Tuesday, May 4, 2010

Writing the First Draft of History - Literacy in Observing Events


In 2004, I lived, worked and studied in Ecuador with an excellent program called HECUA. It was a very volatile time, though Ecuador like much of Latin America is in a nearly perpetual state of crisis with only brief rests when catastrophe and revolution seem to fade momentarily into the background. Ecuador is a very divided country, with the traditional lighter skinned, Spanish and now often English speaking descendants of the colonial ruling class still holding onto economic and political power, and, despite representing a tiny minority, being hugely overrepresented in culture and media.

In recent decades there has been a revival of indigenous pride and culture, as people and communities and philosophies which have been ground under foot since Columbus and the conquistadores have awoken and demanded autonomy and respect. In Ecuador, this movement is called Pachacuti, the Quechua name of an Inca king. In 2002, the newly mobilized indigenous voters allied with urban leftists and students to elect President Lucio Gutierrez. However, Gutierrez quickly betrayed his supporters and embraced the traditional elites and foreign business interests he had won power by denouncing. He instituted World Bank ordained austerity measures and converted the Ecuadorian currency from the patriotic Sucre to the American dollar. He cracked down, hard, on the student protesters and indigenous marchers who had brought him to office. In the first week of November I witnessed, photographed and was caught up in a war on the capital city of Quito's streets between the Grupo de Operaciones Especiales with their riot gear, guns and armored cars, and students with red banners and rocks and Molotov cocktails. I came home at the end of the 2004; by April 2005 President Gutierrez had been overthrown.

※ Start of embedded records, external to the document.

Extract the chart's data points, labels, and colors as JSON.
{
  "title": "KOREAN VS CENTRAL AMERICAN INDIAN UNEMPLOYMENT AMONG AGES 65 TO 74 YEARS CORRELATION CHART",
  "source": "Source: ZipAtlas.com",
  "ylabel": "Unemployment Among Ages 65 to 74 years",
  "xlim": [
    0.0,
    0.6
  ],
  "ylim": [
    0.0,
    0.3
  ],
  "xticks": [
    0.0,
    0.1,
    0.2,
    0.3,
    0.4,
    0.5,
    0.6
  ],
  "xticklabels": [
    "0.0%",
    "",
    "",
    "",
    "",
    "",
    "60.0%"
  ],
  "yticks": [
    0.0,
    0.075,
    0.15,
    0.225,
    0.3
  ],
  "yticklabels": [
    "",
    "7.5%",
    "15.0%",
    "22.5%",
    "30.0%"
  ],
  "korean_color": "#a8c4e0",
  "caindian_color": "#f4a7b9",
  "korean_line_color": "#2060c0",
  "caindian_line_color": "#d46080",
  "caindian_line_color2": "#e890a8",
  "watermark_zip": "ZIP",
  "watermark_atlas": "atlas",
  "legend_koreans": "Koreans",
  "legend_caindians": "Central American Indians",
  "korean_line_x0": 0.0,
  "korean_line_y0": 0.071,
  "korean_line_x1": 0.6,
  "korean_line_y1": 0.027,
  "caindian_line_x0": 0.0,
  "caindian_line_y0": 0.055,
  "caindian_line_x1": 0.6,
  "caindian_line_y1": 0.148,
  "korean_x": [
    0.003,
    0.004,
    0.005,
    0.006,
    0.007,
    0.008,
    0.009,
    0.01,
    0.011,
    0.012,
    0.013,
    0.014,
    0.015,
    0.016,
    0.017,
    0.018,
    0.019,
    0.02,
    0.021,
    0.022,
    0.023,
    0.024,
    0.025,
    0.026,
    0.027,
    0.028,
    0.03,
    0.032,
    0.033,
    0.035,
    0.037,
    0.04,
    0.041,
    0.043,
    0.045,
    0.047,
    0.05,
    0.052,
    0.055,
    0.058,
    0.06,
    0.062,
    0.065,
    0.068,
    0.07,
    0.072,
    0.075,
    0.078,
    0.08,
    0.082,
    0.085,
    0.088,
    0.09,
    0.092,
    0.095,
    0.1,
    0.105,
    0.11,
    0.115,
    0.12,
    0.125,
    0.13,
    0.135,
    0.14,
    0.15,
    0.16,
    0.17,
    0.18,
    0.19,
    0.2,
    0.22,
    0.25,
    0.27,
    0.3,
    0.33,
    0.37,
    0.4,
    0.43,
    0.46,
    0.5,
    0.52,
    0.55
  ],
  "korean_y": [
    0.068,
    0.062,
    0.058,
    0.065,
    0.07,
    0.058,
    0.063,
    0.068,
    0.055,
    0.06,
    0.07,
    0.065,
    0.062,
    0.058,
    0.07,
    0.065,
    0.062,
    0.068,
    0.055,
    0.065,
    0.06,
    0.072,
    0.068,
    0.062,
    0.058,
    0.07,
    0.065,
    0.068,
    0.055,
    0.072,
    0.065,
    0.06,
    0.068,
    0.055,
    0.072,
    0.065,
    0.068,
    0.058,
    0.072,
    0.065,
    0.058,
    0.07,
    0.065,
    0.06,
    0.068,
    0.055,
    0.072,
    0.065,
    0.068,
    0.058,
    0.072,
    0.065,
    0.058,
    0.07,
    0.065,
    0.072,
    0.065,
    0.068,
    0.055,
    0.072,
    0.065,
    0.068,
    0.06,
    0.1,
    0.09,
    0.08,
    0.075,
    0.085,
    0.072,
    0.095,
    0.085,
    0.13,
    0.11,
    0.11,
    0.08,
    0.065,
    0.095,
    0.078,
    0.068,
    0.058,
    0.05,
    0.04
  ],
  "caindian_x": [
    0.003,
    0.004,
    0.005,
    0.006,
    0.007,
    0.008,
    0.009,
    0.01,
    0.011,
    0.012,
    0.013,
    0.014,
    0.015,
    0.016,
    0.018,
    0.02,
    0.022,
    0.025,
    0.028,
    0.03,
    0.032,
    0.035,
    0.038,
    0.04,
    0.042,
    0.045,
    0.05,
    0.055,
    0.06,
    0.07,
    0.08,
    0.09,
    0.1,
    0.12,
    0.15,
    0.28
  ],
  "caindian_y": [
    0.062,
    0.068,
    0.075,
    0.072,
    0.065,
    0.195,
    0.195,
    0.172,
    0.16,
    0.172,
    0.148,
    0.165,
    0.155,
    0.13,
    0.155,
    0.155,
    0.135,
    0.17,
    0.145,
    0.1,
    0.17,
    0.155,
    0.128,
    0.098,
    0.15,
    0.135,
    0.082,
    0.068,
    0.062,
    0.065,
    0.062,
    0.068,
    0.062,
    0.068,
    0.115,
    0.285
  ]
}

Making sense of this complicated and foreign scenario required many kinds of literacy. Most obviously, my ability to read and understand Spanish (much degraded since then) allowed me to understand the slogans being shouted. I knew that "Lucio sucio" meant "Dirty Lucio" and that "Quito no fue fundada por Espanoles!" is a cry of indigenous pride from the descendants of the people who were there for thousands of years before the new ruling class. Having read Las Venas Abiertas de América Latina by Eduardo Galeano, I was able to understand some of the economic history from the underclass' perspective, and why they hated Gutierrez for bowing to American interests. I was able to speak to the president of the Federación de Estudiantes Universitarios del Ecuador, the militant student union FEUE, who explained why his members where out in the street with red banners, Marxist slogans and rocks. I was able to understand the police's threats to jail, rape, murder or deport me when I was briefly kidnapped and held in an armored car during the fighting. Had I not been literate to some degree in history, in Spanish, in politics, and in basic international and domestic economics, I would have thought hell had suddenly erupted in front of the Universidad Central in Quito, and that everyone had suddenly gone mad and started fighting. It occurs to me that this is what most Americans do think when they read about third world or even inner city violence.